Bacaan I: Gal. 3: 7-14
Injil: Luk. 11: 15-26
SORE itu, kami mengadakan pertemuan para petugas liturgi perayaan Natal. Pertemuan ini diadakan untuk evaluasi atas pelaksanaan perayaan Natal.
Setiap orang yang hadir diminta untuk memberikan evaluasi atas pelaksanaan tugas para petugas liturgi. Sebagaimana biasa umumnya peserta pertemuan memberikan tanggapan bahwa pelaksanaa perayaan natal berjalan dengan baik, lancar dan meriah.
Para petugas liturgi sudah menjalankan tugas dengan baik, dan mempersiapkan diri dengan baik.
Pertemuan evaluasi itu menjadi riuh dan sedikit emosional, ketika mengevaluasi pelaksanaan tugas Prodiakon. Pada perayaan malam Natal, salah satu Prodiakon yang bertugas tidak datang, sehingga tidak melaksanakan tugas.
Sementara yang bersangkutan memberi kabar ketidakhadirannya, setelah perayaan malam Natal selesai.
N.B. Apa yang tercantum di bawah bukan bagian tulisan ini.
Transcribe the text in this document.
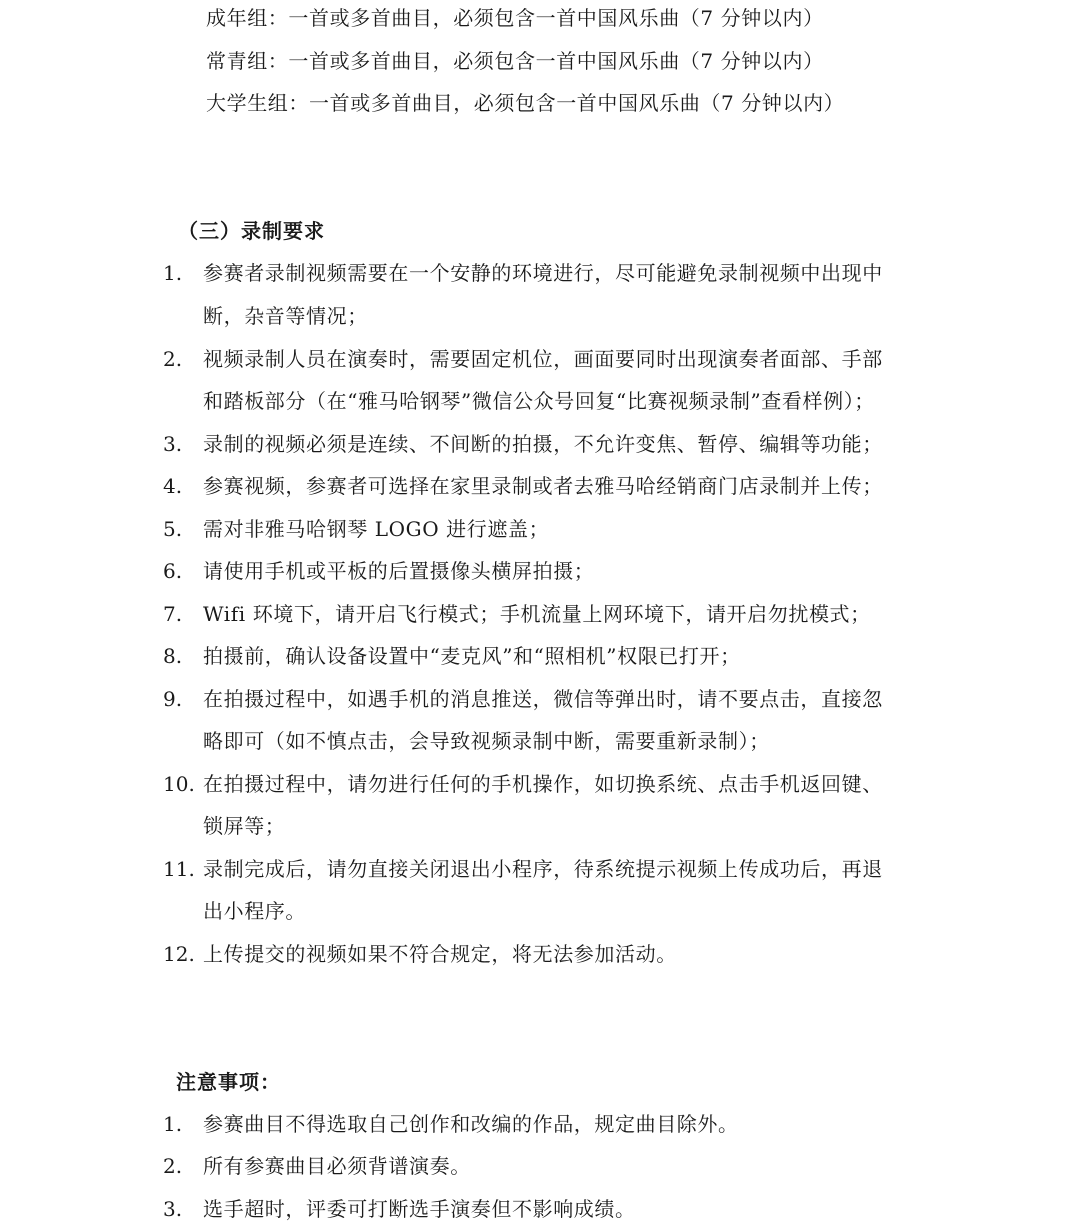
成年组：一首或多首曲目，必须包含一首中国风乐曲（7 分钟以内）
常青组：一首或多首曲目，必须包含一首中国风乐曲（7 分钟以内）
大学生组：一首或多首曲目，必须包含一首中国风乐曲（7 分钟以内）
（三）录制要求
1. 参赛者录制视频需要在一个安静的环境进行，尽可能避免录制视频中出现中
断，杂音等情况；
2. 视频录制人员在演奏时，需要固定机位，画面要同时出现演奏者面部、手部
和踏板部分（在“雅马哈钢琴”微信公众号回复“比赛视频录制”查看样例）；
3. 录制的视频必须是连续、不间断的拍摄，不允许变焦、暂停、编辑等功能；
4. 参赛视频，参赛者可选择在家里录制或者去雅马哈经销商门店录制并上传；
5. 需对非雅马哈钢琴 LOGO 进行遮盖；
6. 请使用手机或平板的后置摄像头横屏拍摄；
7. Wifi 环境下，请开启飞行模式；手机流量上网环境下，请开启勿扰模式；
8. 拍摄前，确认设备设置中“麦克风”和“照相机”权限已打开；
9. 在拍摄过程中，如遇手机的消息推送，微信等弹出时，请不要点击，直接忽
略即可（如不慎点击，会导致视频录制中断，需要重新录制）；
10. 在拍摄过程中，请勿进行任何的手机操作，如切换系统、点击手机返回键、
锁屏等；
11. 录制完成后，请勿直接关闭退出小程序，待系统提示视频上传成功后，再退
出小程序。
12. 上传提交的视频如果不符合规定，将无法参加活动。
注意事项：
1. 参赛曲目不得选取自己创作和改编的作品，规定曲目除外。
2. 所有参赛曲目必须背谱演奏。
3. 选手超时，评委可打断选手演奏但不影响成绩。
Pada saat itu, sudah dihubungi tetap tidak ada jawaban, HP-nya aktif; tetapi tidak menjawab.
Prodiakon yang bersangkutan memberi kabar bahwa tidak bisa bertugas karena mengantar tetangganya yang sedang sakit ke rumah sakit.
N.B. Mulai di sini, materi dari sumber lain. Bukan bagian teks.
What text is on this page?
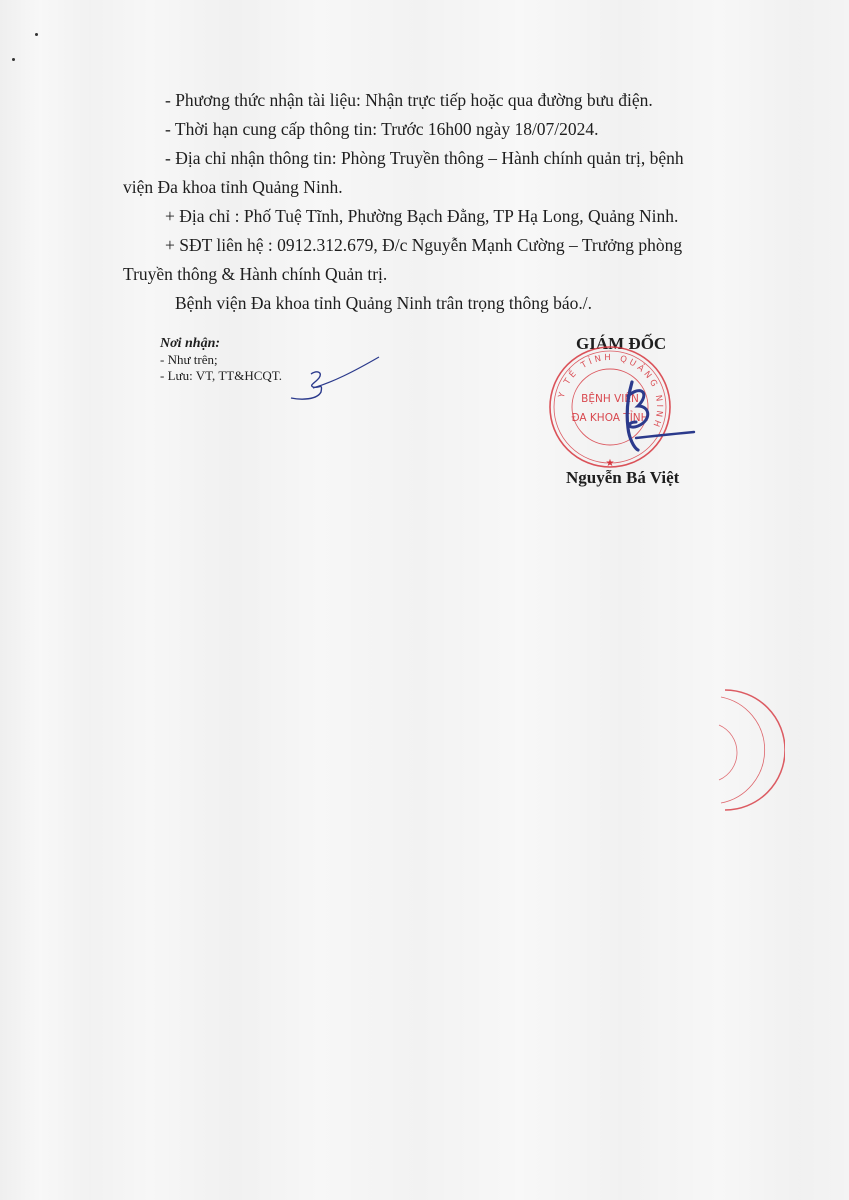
- Phương thức nhận tài liệu: Nhận trực tiếp hoặc qua đường bưu điện.
- Thời hạn cung cấp thông tin: Trước 16h00 ngày 18/07/2024.
- Địa chỉ nhận thông tin: Phòng Truyền thông – Hành chính quản trị, bệnh
viện Đa khoa tỉnh Quảng Ninh.
+ Địa chỉ : Phố Tuệ Tĩnh, Phường Bạch Đằng, TP Hạ Long, Quảng Ninh.
+ SĐT liên hệ : 0912.312.679, Đ/c Nguyễn Mạnh Cường – Trưởng phòng
Truyền thông & Hành chính Quản trị.
Bệnh viện Đa khoa tỉnh Quảng Ninh trân trọng thông báo./.
Nơi nhận:
- Như trên;
- Lưu: VT, TT&HCQT.
GIÁM ĐỐC
Y TẾ TỈNH QUẢNG NINH
BỆNH VIỆN
ĐA KHOA TỈNH
★
Nguyễn Bá Việt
Salah seorang bapak, mengkritik sikap bapak Prodiakon yang tidak bertugas: “Setiap orang yang mendapatkan tugas dan sudah sanggup harusnya bertanggungjawab atas tugasnya dan punya komitmen yang tinggi. Tugas pelayanan ini bukan tugas main-main karena ini hari raya.”
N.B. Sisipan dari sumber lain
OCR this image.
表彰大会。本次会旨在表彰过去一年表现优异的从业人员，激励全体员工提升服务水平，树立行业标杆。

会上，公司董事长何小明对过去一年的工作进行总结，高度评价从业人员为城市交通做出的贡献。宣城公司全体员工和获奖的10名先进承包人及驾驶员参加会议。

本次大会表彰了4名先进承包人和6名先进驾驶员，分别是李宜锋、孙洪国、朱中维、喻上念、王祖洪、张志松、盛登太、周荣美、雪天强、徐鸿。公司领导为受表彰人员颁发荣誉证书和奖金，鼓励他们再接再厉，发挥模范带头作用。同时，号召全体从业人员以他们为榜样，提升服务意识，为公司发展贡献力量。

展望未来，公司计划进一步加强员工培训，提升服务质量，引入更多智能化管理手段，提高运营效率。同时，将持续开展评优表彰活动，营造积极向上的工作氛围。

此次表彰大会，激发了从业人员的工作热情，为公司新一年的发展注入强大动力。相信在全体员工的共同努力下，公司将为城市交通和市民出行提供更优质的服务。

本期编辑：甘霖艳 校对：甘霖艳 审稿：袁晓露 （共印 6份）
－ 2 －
Bapak Prodiakon yang tidak bertugas saya persilahkan untuk menjelaskan. “Pertama-tama, saya mohon maaf karena telah menimbulkan kesulitan untuk semua. Saya bukan tidak bertanggung jawab dan juga bukan tidak punya komitmen. Tetapi kejadian yang saya alami benar-benar di luar dugaan saya.”
“Saat saya sedang bersiap-siap untuk berangkat ke gereja, tiba-tiba tetangga datang minta tolong untuk diantar ke rumah sakit, karena suaminya tiba-tiba pingsan. Maka tanpa pikir panjang saya langsung mengeluarkan mobil dan mengantar tetangga yang sakit. Dan karena sibuk mengurus tetangga yang sakit, saya tidak sempat memberi kabar ke teman-teman. Sekali lagi saya mohon maaf.”
“Tetangga dia kan bukan hanya bapak, bapak harusnya bisa dan berani mengatakan bahwa bapak punya tugas yang penting, jangan menggampangkan. Saya pernah mengalami, waktu saya tugas pelayanan hari Sabtu sore, tetangga sebelah meninggal, saya ke gereja dan menjalankan tugas pelayanan baru kemudian ke tempat tetangga yang meninggal,” jawab bapak yang memberikan kritik tadi.
“Bapak, ibu dan teman-teman, saya kira cukup perdebatan ini, kalau diteruskan bisa sampai besok pagi dan belum tentu selesai,” saya memotong perdebatan itu.
“Saya menghargai bapak yang memilih menolong tetangga yang sakit, itu pilihan mulia. Saya tidak keberatan bahwa ada petugas liturgi yang tiba-tiba tidak bertugas karena ada hal lain yang lebih penting untuk dijalankan. Soal pertimbangannya saya serahkan kepada kebijakan bapak, ibu dan teman-teman masing-masing.”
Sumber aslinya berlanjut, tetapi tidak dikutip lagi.